As with a `list` object, there are a couple of different ways to create `dict` objects.

In [45]:
# You can create an empty dict with the constructor function
# and then add elements (see below)
example_dict = dict()
example_dict

{}

In [46]:
# You can pass key/value pairs to the constructor function
example_dict = dict(name='Donald', species='Duck')
example_dict

{'name': 'Donald', 'species': 'Duck'}

In [47]:
# You can also use the curly braces syntax
# to quickly specify the key/value pairs.

# IMPORTANT: This looks similar to how you 
# constructed `set` objects in the previous
# section.

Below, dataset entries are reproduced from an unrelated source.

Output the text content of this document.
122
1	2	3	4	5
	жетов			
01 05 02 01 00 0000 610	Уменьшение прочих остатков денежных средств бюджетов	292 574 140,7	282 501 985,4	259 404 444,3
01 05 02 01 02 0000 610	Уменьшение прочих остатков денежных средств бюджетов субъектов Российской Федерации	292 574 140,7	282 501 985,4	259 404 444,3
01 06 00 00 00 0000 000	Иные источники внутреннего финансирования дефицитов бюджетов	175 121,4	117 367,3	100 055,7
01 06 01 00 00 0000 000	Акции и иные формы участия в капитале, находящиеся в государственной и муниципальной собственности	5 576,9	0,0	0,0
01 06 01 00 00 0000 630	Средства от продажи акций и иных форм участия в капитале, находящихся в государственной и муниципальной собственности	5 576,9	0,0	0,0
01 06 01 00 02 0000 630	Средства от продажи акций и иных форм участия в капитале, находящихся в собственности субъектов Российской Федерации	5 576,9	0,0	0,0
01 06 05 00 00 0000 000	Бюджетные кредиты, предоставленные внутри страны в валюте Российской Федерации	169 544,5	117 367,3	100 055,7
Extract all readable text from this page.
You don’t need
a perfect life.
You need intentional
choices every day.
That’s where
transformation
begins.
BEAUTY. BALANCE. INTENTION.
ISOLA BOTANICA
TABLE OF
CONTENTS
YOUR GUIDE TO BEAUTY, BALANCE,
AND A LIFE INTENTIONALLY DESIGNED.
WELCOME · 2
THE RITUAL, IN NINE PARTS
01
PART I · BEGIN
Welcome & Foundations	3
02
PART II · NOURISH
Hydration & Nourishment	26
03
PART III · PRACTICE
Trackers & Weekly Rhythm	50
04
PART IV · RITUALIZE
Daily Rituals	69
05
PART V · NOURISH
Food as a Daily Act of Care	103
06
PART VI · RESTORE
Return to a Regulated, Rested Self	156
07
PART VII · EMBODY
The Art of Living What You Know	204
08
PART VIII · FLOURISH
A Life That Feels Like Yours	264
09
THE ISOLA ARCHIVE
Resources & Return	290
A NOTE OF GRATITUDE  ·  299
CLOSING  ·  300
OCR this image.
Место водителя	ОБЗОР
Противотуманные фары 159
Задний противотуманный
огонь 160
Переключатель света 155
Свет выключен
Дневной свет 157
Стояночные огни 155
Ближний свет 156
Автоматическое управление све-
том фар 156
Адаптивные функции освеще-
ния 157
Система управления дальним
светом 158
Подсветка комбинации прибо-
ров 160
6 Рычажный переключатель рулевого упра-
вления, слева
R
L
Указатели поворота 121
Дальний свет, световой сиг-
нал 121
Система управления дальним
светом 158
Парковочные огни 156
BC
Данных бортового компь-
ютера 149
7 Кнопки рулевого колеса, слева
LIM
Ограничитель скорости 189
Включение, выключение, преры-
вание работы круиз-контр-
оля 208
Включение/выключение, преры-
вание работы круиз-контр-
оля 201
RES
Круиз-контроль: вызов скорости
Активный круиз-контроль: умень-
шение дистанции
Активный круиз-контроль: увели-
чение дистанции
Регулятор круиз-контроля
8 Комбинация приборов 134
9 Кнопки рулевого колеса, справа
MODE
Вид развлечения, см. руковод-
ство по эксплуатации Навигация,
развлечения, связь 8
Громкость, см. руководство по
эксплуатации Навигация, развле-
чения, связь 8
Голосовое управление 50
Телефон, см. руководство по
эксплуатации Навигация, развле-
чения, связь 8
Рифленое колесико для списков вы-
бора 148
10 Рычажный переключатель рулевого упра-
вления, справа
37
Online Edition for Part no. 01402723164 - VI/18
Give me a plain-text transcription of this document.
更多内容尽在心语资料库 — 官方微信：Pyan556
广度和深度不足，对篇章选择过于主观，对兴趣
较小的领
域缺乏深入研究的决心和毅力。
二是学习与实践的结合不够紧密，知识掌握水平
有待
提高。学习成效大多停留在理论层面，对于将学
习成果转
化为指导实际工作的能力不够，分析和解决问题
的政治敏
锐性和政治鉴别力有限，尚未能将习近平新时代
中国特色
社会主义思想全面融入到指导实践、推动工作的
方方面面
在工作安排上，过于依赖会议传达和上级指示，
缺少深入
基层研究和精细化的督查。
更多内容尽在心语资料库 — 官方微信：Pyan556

Notice the key is separated from the 
# value by a colon in the `dict` form.
university_info = {
    'name': 'University of Notre Dame',
    'mascot': 'Fighting Irish',
    'city': 'Notre Dame',
    'state': 'Indiana'
}

**Pythonista Tip: **You can use both strings and numbers for keys in a dictionary.


In [48]:
# You access dictionary items with their key
university_info['name']

'University of Notre Dame'

In [49]:
# Dictionaries are also mutable.
# You can change the values associated with a given key
university_info['state'] = 'California'
university_info

{'name': 'University of Notre Dame',
 'mascot': 'Fighting Irish',
 'city': 'Notre Dame',
 'state': 'California'}

In [50]:
# You can add new elements to a dictionary by simply
# assigning a new value to a new key
university_info['country'] = 'United States'
university_info

{'name': 'University of Notre Dame',
 'mascot': 'Fighting Irish',
 'city': 'Notre Dame',
 'state': 'California',
 'country': 'United States'}

In [51]:
# Dictionaries also have the `pop()` method to remove items
# but you have to provide the key (not the value) you want to remove
university_info.pop('country')
university_info

{'name': 'University of Notre Dame',
 'mascot': 'Fighting Irish',
 'city': 'Notre Dame',
 'state': 'California'}

In [52]:
# You get retrieve just the keys or values of a dict

# keys only
print(university_info.keys())

# values only
print(university_info.values())

dict_keys(['name', 'mascot', 'city', 'state'])
dict_values(['University of Notre Dame', 'Fighting Irish', 'Notre Dame', 'California'])


In [53]:
# And you can update one dictionary with
# the values in another
dict_1 = {'name': 'Michael Dunn'}
dict_2 = {'age': '999'}

dict_1.update(dict_2)
dict_1

{'name': 'Michael Dunn', 'age': '999'}

### Booleans
A *`bool`* object has two possible values in Python: *`True`* or *`False`*. This type of object is often returned from conditional statements (like an *`if`* statement, where you are testing whether or not something is true).

In [54]:
# Here I will assign the result of the "greater than"
# conditional operator to the variable `my_boolean`
my_boolean = 5 > 4
my_boolean

True

In [55]:
# And correspondingly if I come up with an un-true statement
# the value of my `bool` object will become `False`
my_boolean = 4 > 5
my_boolean

False

In [56]:
# As always, you can check the object type
type(my_boolean)

bool

In [57]:
# 'True' boolean values are considered equal to 1
True == 1

True

In [58]:
# 'False' boolean values are considered equal to 0
False == 0

True

### `None` Object
The special object *`None`* represents the lack of a value. This is a bit esoteric without context, but just remember that this object exists. We will see it used practically as we move through our course.